Why would you complain with Google? It's doing what it's supposed to do: index t...

Why would you complain with Google? It's doing what it's supposed to do: index the web. Should we expect Google to know where the data was originally published? I do, because it's an important metric in determining PageRank besides the number of inbound links. But that doesn't mean Google shouldn't index it. It might simply be intended as a mirror of the first site.

In a recent court case in the Netherlands, some company A filed a complaint against a website because it ran a story about another company B that went bankrupt and mentioned the plaintiff in an unrelated story on the same page. Searching for the plaintiff's company name and "bankruptcy", Google would show you a summary that looked like company A had gone under.
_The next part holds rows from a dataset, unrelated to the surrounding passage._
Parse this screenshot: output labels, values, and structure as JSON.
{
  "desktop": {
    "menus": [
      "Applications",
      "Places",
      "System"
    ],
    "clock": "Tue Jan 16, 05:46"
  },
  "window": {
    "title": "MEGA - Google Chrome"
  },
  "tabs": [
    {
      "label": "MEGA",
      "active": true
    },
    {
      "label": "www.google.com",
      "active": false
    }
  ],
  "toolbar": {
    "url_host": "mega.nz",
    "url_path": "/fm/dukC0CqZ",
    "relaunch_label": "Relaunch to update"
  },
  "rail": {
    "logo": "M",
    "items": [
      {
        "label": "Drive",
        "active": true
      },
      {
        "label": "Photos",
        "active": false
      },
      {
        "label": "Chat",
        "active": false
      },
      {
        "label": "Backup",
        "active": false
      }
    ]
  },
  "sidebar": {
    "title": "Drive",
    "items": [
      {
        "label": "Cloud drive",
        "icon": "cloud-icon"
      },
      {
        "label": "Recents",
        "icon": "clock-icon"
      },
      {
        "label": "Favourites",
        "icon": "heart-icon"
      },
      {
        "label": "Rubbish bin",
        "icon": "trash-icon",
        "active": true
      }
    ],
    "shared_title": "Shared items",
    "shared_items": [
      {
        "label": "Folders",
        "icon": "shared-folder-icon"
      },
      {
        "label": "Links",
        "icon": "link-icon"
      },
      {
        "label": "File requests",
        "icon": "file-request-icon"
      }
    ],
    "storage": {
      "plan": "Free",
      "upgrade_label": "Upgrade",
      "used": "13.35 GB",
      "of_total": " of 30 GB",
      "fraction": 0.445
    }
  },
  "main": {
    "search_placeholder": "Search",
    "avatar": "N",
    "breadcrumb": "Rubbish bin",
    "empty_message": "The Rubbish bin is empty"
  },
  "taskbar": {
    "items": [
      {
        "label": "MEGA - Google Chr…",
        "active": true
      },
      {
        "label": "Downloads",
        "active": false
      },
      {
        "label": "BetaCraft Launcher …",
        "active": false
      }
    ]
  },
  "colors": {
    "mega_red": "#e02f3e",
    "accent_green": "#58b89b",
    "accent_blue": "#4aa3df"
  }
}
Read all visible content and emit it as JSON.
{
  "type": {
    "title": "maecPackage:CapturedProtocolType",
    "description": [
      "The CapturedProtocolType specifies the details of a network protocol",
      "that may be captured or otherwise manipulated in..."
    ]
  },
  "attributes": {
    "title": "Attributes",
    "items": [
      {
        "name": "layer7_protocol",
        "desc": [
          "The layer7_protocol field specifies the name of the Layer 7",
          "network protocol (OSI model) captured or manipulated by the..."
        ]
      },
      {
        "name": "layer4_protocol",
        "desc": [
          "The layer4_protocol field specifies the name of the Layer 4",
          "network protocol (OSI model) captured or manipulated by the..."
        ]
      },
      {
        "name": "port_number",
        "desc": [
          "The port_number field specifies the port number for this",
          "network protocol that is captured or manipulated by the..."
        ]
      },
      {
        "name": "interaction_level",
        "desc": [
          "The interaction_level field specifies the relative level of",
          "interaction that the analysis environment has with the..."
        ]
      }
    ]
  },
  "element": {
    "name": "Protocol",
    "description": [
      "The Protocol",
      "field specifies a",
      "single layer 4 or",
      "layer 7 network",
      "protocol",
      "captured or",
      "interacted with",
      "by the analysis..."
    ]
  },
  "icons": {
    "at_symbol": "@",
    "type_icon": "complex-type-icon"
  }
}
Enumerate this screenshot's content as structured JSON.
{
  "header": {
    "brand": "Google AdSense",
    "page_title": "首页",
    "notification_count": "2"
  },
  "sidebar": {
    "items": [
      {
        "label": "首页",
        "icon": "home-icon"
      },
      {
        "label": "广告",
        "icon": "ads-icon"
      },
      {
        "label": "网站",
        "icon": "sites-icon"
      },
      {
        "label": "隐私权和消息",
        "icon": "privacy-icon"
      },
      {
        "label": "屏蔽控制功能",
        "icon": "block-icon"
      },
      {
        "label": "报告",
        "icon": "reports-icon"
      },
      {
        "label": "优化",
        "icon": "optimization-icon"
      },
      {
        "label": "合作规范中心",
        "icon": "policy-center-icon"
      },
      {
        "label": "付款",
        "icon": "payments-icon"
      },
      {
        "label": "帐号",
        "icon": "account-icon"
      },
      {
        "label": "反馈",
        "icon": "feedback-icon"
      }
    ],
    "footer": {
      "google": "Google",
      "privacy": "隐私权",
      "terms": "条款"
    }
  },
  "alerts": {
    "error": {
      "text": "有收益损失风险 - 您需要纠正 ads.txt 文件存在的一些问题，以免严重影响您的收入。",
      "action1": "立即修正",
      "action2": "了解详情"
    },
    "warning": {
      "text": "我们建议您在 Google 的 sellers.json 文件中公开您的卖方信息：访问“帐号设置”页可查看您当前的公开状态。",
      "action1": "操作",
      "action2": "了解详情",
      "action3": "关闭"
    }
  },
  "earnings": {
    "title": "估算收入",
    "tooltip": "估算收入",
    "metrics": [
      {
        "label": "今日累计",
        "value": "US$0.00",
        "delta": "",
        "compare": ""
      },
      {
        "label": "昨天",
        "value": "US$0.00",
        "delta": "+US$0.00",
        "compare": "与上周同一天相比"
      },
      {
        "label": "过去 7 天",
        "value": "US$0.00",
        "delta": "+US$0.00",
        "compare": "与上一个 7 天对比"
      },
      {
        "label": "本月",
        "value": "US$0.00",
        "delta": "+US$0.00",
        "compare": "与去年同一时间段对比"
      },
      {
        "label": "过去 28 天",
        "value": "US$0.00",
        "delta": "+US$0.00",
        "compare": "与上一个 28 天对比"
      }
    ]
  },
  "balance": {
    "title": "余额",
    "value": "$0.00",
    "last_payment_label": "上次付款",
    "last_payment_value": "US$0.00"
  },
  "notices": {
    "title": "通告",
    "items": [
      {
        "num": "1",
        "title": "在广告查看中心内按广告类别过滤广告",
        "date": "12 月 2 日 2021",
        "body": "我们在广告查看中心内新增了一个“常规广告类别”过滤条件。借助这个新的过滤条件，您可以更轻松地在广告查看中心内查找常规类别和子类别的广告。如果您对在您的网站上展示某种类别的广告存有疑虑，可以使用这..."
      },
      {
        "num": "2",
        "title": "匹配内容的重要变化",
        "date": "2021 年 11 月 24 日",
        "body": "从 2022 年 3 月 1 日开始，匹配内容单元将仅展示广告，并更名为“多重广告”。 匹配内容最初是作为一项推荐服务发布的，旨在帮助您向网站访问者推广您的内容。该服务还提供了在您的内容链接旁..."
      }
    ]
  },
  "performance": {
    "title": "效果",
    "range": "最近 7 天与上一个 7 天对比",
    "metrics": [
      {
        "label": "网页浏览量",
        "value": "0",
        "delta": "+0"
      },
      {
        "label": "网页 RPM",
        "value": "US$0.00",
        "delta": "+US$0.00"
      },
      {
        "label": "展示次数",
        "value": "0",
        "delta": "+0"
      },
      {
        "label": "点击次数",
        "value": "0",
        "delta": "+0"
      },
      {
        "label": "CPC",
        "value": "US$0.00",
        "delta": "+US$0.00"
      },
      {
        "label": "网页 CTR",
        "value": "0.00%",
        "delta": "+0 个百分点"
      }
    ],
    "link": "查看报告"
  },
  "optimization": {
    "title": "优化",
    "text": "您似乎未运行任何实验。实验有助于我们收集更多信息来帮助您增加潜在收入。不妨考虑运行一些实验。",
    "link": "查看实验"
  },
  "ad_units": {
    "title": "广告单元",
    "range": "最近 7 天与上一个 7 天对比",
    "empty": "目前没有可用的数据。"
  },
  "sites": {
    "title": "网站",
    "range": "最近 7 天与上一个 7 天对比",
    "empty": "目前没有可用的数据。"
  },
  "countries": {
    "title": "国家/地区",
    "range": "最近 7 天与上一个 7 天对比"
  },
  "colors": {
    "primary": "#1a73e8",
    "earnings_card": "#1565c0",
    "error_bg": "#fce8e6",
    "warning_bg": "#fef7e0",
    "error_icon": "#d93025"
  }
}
Does that make the website responsible? Is it Google's fault? The judge decided the website should take responsibility and fix it. I think that you're wasting your time when you're searching Google to find out whether your company has gone bankrupt.

In the case of spamxyz.org: report it as spam. In the case of the Dutch court case: use your common sense. In the case of newspapers crying about summaries in the search results: use robots.txt. But people should stop pointing at Google to fix all the problems on the internet. They could do a lot better, but there are plenty of scenarios in which you don't want Google to do decide on their own whether they should show a site in their search results or not.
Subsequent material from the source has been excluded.